Losing my curly red hair felt like losing a part of my identity. I ordered a wig with straight hair, and my husband felt like he was suddenly married to another woman. So that was my answer to the dilemma: I just have another personality that I didn’t realize I had.
Being recently retired, I didn’t have to work during chemo. I’ve known people who worked throughout treatment; I admire them.
Here are a few tips:
- You’ll receive lots of information and pamphlets from your doctor. I found these overwhelming, since I couldn’t concentrate on reading even books that I liked. But don’t throw the information away: You’ll eventually need it.
- You’ll receive a quick-reference page on what to do if you get sick or need help. I highly recommend keeping this page where you can reach it.
- Assemble a survival kit: ice pops, lots of water, nutritional drinks and sports beverages.
- Have some pre-prepared meals ready for your worst days.
On your last day of chemo, you’ll get to ring the bell, to celebrate. I’d expected to be elated, but it was the first time I cried–tears of relief that this part of the experience was over.

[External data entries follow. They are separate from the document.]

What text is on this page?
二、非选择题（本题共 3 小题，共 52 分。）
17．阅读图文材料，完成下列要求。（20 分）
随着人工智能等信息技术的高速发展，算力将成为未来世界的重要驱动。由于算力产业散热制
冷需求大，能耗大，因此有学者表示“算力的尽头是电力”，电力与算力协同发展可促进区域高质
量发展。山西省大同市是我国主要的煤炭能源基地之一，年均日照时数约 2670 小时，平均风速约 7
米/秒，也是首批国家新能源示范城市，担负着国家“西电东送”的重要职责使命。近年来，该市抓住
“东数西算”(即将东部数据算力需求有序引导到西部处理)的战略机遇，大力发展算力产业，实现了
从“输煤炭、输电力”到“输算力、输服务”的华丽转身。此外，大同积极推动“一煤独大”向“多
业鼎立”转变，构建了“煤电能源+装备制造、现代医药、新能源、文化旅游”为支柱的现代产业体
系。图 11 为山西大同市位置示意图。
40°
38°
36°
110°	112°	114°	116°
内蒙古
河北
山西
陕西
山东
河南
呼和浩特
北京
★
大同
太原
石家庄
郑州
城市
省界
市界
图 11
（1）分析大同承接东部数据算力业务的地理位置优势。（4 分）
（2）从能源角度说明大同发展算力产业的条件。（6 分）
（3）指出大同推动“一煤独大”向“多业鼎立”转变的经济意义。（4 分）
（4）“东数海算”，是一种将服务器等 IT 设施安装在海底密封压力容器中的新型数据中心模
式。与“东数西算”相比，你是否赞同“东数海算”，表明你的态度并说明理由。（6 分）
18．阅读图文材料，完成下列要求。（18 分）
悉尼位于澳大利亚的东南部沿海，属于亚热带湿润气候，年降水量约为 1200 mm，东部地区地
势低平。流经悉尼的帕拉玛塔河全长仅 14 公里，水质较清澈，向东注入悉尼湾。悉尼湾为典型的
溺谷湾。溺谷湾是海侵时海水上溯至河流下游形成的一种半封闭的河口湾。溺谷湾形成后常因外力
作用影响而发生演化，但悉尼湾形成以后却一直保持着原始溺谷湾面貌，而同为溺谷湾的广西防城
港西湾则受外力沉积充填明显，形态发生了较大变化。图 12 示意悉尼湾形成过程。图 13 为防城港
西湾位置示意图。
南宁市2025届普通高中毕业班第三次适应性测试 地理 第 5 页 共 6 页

As a result of chemo, I lost my eyelashes and eyebrows. My nails became brittle and developed rings that made it look as if I’d been poisoned. A product called Latisse gave me back my lashes and brows within a couple of weeks; my nails are on their own.
Radiation: I was told that, because of the type of chemo I’d had, I would receive thirty-three hits of radiation. I was told that it’s easier than chemo.

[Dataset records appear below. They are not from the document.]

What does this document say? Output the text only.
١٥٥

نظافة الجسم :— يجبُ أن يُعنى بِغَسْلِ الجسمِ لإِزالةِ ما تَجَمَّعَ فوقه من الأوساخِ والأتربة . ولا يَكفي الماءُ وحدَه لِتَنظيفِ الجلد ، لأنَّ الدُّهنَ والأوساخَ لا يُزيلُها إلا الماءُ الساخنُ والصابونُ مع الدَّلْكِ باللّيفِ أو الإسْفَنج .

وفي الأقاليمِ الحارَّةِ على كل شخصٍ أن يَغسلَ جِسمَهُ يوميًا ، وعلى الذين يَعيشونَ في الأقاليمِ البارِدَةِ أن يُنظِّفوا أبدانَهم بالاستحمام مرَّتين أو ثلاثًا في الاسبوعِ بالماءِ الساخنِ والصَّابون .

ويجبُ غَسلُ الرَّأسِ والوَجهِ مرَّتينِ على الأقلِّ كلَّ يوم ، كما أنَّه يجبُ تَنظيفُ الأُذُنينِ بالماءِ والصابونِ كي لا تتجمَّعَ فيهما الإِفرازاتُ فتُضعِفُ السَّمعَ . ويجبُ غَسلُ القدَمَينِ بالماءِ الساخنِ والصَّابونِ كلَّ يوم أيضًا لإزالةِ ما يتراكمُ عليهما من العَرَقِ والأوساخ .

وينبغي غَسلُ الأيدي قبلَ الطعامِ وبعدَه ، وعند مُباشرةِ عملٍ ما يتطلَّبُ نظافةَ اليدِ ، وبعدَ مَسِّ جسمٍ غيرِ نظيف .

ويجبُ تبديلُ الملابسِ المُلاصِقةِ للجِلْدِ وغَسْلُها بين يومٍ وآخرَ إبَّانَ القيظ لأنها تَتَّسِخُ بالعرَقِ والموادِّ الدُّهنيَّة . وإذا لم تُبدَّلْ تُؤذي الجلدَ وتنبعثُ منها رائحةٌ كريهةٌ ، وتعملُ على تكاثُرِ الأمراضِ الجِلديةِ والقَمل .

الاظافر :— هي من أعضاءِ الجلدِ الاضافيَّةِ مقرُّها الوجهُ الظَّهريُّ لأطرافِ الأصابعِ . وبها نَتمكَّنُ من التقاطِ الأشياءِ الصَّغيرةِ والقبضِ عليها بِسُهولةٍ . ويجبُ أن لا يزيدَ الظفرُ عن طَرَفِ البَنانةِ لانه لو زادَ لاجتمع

My first day was easy. I had films made, and a nurse marked my skin with a small permanent tattoo dot on the area to be irradiated.
After the procedure, the doctor prescribed a cream to relieve radiation burn. I didn’t burn to the point of blisters, but many people do. You’ll be smart to get that prescription filled.

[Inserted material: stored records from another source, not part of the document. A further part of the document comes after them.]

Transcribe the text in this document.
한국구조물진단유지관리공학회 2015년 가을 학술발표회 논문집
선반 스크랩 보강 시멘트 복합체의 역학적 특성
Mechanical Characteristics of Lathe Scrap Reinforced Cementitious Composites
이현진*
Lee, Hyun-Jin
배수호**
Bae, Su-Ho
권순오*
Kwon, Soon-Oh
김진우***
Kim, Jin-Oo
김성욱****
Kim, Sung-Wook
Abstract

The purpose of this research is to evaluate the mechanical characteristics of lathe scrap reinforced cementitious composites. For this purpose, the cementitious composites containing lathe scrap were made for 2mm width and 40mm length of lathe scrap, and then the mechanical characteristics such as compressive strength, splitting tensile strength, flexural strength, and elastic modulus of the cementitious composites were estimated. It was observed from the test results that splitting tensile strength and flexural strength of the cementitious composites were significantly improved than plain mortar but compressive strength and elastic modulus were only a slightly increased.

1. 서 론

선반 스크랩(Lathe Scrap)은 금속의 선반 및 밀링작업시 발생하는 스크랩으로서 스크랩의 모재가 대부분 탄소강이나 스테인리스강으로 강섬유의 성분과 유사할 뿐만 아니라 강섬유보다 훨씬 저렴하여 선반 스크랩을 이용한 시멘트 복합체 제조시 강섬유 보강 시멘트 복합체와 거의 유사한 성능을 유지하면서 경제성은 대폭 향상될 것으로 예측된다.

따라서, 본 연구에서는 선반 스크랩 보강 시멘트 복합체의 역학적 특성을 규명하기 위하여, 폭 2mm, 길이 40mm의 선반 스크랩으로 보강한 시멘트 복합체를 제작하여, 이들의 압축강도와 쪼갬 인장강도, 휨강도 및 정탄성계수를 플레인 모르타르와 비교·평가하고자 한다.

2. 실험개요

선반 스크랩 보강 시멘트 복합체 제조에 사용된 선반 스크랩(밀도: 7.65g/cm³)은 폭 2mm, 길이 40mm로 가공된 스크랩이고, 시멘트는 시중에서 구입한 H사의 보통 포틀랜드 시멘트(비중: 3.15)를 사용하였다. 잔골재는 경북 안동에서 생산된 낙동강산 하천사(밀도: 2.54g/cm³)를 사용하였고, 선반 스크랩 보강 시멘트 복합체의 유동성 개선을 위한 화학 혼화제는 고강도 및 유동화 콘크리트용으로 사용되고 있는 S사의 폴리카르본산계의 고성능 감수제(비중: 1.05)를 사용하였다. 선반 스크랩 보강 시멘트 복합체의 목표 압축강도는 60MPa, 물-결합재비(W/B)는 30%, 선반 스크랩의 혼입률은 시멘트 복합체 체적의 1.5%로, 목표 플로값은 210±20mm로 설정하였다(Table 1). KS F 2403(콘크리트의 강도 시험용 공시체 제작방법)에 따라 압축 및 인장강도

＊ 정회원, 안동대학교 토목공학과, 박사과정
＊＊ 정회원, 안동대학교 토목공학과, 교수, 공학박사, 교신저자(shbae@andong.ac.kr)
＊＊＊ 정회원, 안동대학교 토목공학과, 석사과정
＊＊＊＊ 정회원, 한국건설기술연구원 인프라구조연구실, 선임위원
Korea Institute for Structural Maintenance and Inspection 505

Radiation is a little more humiliating than chemo, since your breasts are exposed to the world. The treatment takes about fifteen minutes. It doesn’t hurt; you only hear the machine making adjustments. If you stay focused on what you’re there for, it’s relatively easy.
Treatments take place every day, Monday through Friday, and you’re not allowed to miss any. For me, the greatest pleasure was having the therapy dog to love while I waited.
- Wear a soft bra or camisole so it won’t chafe against your skin, which the radiation makes very sensitive.
- Wear two-piece outfits, as you’ll be changing into and out of them every day.
- Keep your prescriptions for pain and nausea medications filled, and keep the pills on hand. They work.
After finishing the treatments, I had reconstructive surgery. I feel whole again. If it’s an option you’re considering, I highly recommend it.
Be positive. Know what’s going to happen, then survive. Believe me: Your life will take on a whole new meaning. Every hour of every day will count, for tomorrow is guaranteed to no one.
About the author:
Lynn Lazos was the fourth child and the only girl in a family of all boys. “I grew up in a modest neighborhood. My father was a chief petty officer in the Navy, and my mother was a stay-at-home mom, later to become a hairdresser. I didn’t get the chance to go to college, so I entered the Federal Civil Service. I’ve been married for forty-five years and have two children and five grandchildren. I worked as a contracting officer and ended my career as a small-business specialist, working for the person who reported our office statistics to the President. I’ve never been published, unless you consider all the contracts written for the Army. I felt compelled to write because one of my brothers, who’s an author, suggested that I write about my experience, so I figured, What do I have to lose? One of his book-club members is an ex-nurse, and she suggested that I send my story to Pulse. I’ve always wanted to be published. I have a Mensa friend who said that if I could learn to spell, I would be a great writer. I took German in high school, and haven’t been able to spell ever since.”